Boltzmann machine learning and regularization methods for inferring evolutionary fields and couplings from a multiple sequence alignment
Sanzo Miyazawa
TL;DR
The paper tackles inferring evolutionary fields and couplings from protein MSAs via the inverse Potts model, framing $P(\sigma) \propto \exp(-\psi_N(\sigma))$ with $\psi_N(\sigma) = -\sum_i h_i(\sigma_i) - \sum_{i<j} J_{ij}(\sigma_i,\sigma_j)$. It demonstrates that regularization tuned to equate sample and ensemble evolutionary energies, coupled with a sparse-coupling model (L2 for fields, group L1 for couplings) and a gradient update scheme where steps are proportional to the gradient (ModAdam), yields accurate recoveries of single-site frequencies and pairwise correlations from PF00595 and PF00153 MSAs. The study systematically compares gradient methods and regularization models, showing that ModAdam and L2-GL1 provide the best balance between sparsity and accuracy, though natural protein energy distributions are harder to reproduce than for protein-like sequences.

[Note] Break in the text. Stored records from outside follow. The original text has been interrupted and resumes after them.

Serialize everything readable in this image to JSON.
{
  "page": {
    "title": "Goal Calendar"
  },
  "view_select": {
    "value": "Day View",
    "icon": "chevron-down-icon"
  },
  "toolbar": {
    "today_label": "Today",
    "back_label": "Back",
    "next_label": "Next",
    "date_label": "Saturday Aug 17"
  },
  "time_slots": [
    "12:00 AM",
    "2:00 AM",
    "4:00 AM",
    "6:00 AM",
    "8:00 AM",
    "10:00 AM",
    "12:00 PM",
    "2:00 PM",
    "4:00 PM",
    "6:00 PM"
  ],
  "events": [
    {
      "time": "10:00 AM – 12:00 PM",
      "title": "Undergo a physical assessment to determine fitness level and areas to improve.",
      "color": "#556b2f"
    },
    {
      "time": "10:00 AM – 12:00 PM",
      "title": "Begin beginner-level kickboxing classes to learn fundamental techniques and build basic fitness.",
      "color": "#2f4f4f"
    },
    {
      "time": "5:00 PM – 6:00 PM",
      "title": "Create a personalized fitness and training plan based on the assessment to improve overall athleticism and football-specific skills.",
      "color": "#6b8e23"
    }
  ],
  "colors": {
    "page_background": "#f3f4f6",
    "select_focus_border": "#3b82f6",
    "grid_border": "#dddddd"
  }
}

It further links inferred energies to folding energetics through a selective temperature $T_s$, with $\hat{T_s}$ around 0.389–0.400 kcal/mol, and discusses implications for protein evolution, energy landscapes, and potential improvements via restricted Boltzmann machines. Overall, the work advances principled hyperparameter tuning and learning dynamics for sparse, evolutionarily meaningful Potts models in protein families.
Abstract
The inverse Potts problem to infer a Boltzmann distribution for homologous protein sequences from their single-site and pairwise amino acid frequencies recently attracts a great deal of attention in the studies of protein structure and evolution. We study regularization and learning methods and how to tune regularization parameters to correctly infer interactions in Boltzmann machine learning. Using $L_2$ regularization for fields, group $L_1$ for couplings is shown to be very effective for sparse couplings in comparison with $L_2$ and $L_1$. Two regularization parameters are tuned to yield equal values for both the sample and ensemble averages of evolutionary energy. Both averages smoothly change and converge, but their learning profiles are very different between learning methods. The Adam method is modified to make stepsize proportional to the gradient for sparse couplings. It is shown by first inferring interactions from protein sequences and then from Monte Carlo samples that the fields and couplings can be well recovered, but that recovering the pairwise correlations in the resolution of a total energy is harder for the natural proteins than for the protein-like sequences. Selective temperature for folding/structural constrains in protein evolution is also estimated.